La partita contro l'Udinese mette in palio un risultato obbligato: la Salernitana deve vincere. "E' evidente che la nostra situazione ci dà la necessità di giocare per la vittoria. Dobbiamo giocare per prendere i tre punti, ma non vuol dire affrontarla in maniera scriteriata. Affrontiamo un'avversaria che ha caratteristiche fisiche importanti. Noi dobbiano fare la partita equilibrata, la partita giusta". 

Lo scenario tattico

"E' vero che ho preferito spesso giocare con la difesa a quattro e che questa squadra ha giocato sempre a tre ma adesso c'è pure un'altra problematica: non recuperiamo nessuno e neppure Fazio. Quindi devo vedere come fare questa linea a quattro. Per Fazio non si tratta di un problema muscolare ma è stato costipato negli ultimi giorni, una indisposizione che non gli ha permesso di allenarsi bene in prossimità della partita. Ha fatto alcune prove per noi e poi si è fermato. Non recuperiamo Pirola e neppure Boateng. Quest'ultimo ha avuto un problemino muscolare, non serio. Recuperano per Cagliari? Io non lo so, questa è una cosa da chiedere sempre ai medici. I giocatori provano in alcune fasi della settimana, poi c'è una verifica con lo staff e abbiamo il termotetro della situazione. Nel caso di Boateng, paghiamo dazio all'inattività: quando si prendono giocatori che vengono da una lunga inattività e che devi buttare subito dentro per emergenza, si verifica molto spesso uno scenario del genere: la prima partita la fai, nella seconda inizi a scendere di tenuta e poi a seguire". E' stata una settimana particolare: l'ad Milan ha messo tutti in discussione e poi ci sono state le parole d fiducia di Sabatini. La riposta di Liverani: "Sono una persona che sa dove va, quello che fa e quello che trova. Sapevo le conseguenze dei momenti negativi e non li ho vissuti male. Ci stanno le parole della società su una situazione complessiva di risultati che non arrivano e non l'ho presa come un attacco personale". 

La prospettiva spareggio

Liverani ripete molto spesso di avere a disposizione 14 partite e ovviamente nel computo considera anche quelle già affrontate alla guida della Salernitana. In realtà, da qui alla fine potrebbero ancora mancare 14 gare, se si considerassero le due gare di spareggio per non retrocedere, in caso di arrivo a pari punti, da terzultima, con un'altra squadra. Oggi Liverani firrmerebbe per questa opportunità? "Dove c’è una speranza, me la giocherei sempre - è la risposta di Liverani - C’è questa regola nuova ma anche quello sarebbe un obiettivo. E’ già successo a Spezia e Verona: l'anno scorso gara secca e adesso gare di andata e ritorno. Resta pure questo uno snodo, un passaggio per provare a centrare la permanenza in serie A". 

L'attacco e gli altri reparti 

Weissman e Dia? "Anche davanti abbiamo qualità un po' differenti.
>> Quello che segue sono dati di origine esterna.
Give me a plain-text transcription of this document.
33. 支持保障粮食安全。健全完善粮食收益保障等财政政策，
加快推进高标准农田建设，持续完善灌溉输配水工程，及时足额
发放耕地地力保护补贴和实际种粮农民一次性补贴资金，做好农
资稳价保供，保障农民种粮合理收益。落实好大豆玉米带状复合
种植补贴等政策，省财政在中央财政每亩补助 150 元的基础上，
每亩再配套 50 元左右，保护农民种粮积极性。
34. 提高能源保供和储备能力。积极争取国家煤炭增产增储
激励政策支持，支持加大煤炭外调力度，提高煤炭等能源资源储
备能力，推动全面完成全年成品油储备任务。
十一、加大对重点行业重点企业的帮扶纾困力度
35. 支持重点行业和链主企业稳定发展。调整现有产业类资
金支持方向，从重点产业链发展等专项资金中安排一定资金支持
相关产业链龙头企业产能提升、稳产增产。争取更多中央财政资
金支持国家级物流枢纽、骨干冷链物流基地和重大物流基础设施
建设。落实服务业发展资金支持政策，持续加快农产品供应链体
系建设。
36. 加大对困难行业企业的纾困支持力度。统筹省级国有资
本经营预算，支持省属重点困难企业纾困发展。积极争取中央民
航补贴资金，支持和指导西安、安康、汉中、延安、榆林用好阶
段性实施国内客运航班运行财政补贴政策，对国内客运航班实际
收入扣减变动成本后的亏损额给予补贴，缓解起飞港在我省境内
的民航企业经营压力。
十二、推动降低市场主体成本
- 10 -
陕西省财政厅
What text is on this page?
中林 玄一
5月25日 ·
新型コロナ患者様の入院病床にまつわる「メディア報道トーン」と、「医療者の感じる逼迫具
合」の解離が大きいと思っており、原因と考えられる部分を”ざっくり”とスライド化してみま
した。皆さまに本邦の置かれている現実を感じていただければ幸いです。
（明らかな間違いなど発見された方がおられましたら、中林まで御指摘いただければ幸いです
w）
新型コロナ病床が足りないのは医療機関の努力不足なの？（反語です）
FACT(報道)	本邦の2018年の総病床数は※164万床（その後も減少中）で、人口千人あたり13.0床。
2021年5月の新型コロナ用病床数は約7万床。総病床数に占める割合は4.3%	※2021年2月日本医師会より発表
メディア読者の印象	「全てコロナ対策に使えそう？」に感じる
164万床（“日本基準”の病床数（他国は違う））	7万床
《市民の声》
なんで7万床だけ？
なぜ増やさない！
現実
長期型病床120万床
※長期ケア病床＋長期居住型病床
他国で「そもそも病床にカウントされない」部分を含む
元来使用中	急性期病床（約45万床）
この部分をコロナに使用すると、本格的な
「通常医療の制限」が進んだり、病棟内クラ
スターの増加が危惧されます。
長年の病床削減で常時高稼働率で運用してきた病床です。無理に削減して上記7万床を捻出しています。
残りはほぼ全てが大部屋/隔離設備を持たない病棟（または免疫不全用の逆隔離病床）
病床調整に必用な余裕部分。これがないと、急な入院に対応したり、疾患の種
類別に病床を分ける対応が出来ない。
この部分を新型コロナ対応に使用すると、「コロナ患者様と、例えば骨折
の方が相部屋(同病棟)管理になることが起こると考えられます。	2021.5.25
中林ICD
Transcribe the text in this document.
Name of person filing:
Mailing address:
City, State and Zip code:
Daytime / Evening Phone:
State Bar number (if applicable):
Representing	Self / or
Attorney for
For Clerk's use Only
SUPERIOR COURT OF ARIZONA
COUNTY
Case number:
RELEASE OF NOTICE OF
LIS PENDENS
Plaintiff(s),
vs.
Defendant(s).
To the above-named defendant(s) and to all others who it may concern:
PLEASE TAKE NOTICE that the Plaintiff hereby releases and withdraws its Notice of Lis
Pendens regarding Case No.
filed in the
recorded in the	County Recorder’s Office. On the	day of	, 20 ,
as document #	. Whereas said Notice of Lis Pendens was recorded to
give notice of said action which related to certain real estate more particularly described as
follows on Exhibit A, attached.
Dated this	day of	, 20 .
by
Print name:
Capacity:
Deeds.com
Sono due gicoatori diversi, perché Dia ha qualità da seconda punta e lega il gioco. Gli piace giocare molto e triangolare con i compagni. Weissman è un giocatore più generoso e va servito in modo diverso. Noi in attacco abbiamo caratteristiche molto simili, al netto di Ikwuemesi e Simy che sono più giocatori fisici". Perché la Salernitana prende tanti gol? "Un problema c'è, non so se strutturale o per mentalità. Mi ci metto anche io: sono passati tantissimi allenatori e giocatori ma non riusciamo a risolvere più di tanto. Possiamo provarci con il lavoro ma anche con la continuità di un reparto. Un'altra difficoltà è il reparto che non gioca mai insieme, complici infortuni. Giocare insieme più partite può aiutare la conoscenza". Candreva? "Oggi è un giocatore più offensivo, non possiamo più sfruttarlo come quantità. Può giocare dietro due punte o sottopunta come sta facendo spesso. Abbiamo anche perso un po' di distanze contro il Monza. Con i due centrocampisti abbiamo fatto più fatica. La mia idea è con tre centrocampisti e la presenza di Maggiore può servire contro l'Udinese che ha un'identità più fisica e con una identità. Quindi dobbiamo fare arrivare meno palloni. Se gioca Pereyra o Ehizibue è una cosa diversa, perché Ehizibue è un lungo e Pereyra viene a giocare dentro il campo".